Recession and technology have, together, changed how consumers shop for everything. It has also changed how they respond to marketing – forever shifting how any brand or service reaches out to them. Problem is, most brands and merchants don’t realise this yet.
According to a study by Blis out this week, consumers more than ever understand value: both brand value to them and their own value to brands. And this is very important shift in behaviour. Consumers now know they are of value – and that their data is also valuable. While the Facebook-Cambridge Analytica debacle should surprise no one, it also shows the total disconnect between brands – in this case Facebook – and how they perceive the understanding of their customers and their understanding of their value to the brand.
In short, Facebook treated its own customers like idiots – and it will reap what it has sown.
All other brands out there, however, are so far behind this idea of value that they can all catch up now… but only if they treat people well.
According to the Blis research, consumers now understand that their data is of value, but are only prepared to trade it on their terms – something Facebook really didn’t bother to think about.
And where Facebook has really gone wrong – and were many, many other brands are also erring – is that these new ‘conscious consumers’ are quick to judge, very slow to forgive and operate a strict ‘one strike and you’re out’ approach.

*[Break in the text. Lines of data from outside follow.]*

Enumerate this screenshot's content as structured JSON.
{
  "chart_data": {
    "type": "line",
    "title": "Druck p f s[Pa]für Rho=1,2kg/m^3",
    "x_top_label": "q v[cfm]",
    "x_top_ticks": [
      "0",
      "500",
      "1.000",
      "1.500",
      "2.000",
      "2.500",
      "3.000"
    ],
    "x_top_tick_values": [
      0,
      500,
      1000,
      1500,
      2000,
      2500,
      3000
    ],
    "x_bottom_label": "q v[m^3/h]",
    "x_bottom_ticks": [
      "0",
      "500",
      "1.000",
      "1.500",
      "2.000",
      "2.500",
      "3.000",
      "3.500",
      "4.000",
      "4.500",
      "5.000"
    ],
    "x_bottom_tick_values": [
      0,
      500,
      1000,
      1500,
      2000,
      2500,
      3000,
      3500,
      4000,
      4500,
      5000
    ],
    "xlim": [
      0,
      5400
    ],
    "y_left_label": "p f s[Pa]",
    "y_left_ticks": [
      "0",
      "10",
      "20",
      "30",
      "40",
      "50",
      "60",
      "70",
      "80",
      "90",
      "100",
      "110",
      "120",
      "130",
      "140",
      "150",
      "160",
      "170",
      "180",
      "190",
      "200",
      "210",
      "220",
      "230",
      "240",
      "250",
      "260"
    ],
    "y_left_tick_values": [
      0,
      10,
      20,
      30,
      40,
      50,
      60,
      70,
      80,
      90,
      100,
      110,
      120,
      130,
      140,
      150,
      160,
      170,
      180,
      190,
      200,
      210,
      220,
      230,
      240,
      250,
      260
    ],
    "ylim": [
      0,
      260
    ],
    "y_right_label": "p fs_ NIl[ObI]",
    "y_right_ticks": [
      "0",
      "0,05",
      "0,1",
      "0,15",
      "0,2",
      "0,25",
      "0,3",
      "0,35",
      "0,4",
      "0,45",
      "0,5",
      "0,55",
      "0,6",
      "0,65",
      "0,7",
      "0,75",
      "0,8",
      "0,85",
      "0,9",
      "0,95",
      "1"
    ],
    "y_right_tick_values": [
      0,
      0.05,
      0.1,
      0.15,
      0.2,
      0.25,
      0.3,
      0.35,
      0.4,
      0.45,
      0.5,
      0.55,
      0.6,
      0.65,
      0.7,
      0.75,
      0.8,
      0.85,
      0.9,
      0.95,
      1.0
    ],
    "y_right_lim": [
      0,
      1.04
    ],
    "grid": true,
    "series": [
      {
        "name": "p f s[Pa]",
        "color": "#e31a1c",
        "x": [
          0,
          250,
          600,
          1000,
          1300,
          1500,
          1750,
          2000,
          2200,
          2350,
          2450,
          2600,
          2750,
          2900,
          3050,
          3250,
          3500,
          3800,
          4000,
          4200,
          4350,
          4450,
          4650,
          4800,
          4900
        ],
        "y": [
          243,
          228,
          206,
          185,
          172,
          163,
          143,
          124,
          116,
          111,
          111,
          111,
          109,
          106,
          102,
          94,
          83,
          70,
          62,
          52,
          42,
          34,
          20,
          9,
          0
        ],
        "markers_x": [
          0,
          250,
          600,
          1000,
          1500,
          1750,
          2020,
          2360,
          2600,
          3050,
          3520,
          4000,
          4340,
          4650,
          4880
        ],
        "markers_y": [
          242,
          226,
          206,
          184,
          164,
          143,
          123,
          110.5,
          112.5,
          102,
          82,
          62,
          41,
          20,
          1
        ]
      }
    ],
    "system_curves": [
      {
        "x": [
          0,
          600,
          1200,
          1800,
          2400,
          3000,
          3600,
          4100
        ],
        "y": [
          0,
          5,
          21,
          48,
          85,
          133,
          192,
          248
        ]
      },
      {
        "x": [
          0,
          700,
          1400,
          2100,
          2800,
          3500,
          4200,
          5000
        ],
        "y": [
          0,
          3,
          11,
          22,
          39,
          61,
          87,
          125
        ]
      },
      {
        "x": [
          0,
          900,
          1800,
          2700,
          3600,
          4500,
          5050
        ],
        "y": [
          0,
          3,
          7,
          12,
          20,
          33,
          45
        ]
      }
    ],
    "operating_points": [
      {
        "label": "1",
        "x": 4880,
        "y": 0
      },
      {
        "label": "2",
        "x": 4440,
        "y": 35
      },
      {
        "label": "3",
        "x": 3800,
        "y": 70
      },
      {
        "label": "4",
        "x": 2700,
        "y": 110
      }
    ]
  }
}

So brands have to get things right: they have to use the consumer data wisely, reward them for it and never, ever mess up with it.
If you think this is market research clap trap then look at how many people – me included – have binned Facebook. Not only has social media largely run its course (it is now so boring and laden with clickbait and spam that it really does need to stop), but Facebook has really taken the cake. I don’t really know what it did or didn’t do, but in my mind it has harvested my data, sold it on and allowed Donald Trump and Brexit to triumph. Well, I’ve got to blame someone haven’t I?
While this all makes for good headlines, the question around data and how to use it is a vital one to any business – after all every business does marketing. GDPR and its focus on policing what is done to data should be focussing everyone’s mind on how to make best use of it. The Facebook episode should also be a wake-up call.
Understanding what data you have, what data you need and what you can or can’t do with that data is going to be hugely important going forward. But this does also largely miss the point that consumers are aware that you have their data. They are even happy for you to use it. But how you use it and when is something each is individually precious about.
Knowing what you can do with it verses what they want you to do with it is a big question that, post GDPR, should be the next thing that business ask each other.
Like all industries, the data industry is now ripe for disruption. Facebook is seen as ‘old’ in this world and it has been caught out doing something ‘old’ with its user data. Other, newer companies won’t be so cavalier: they will do this right. And like all disruptors will reap the rewards.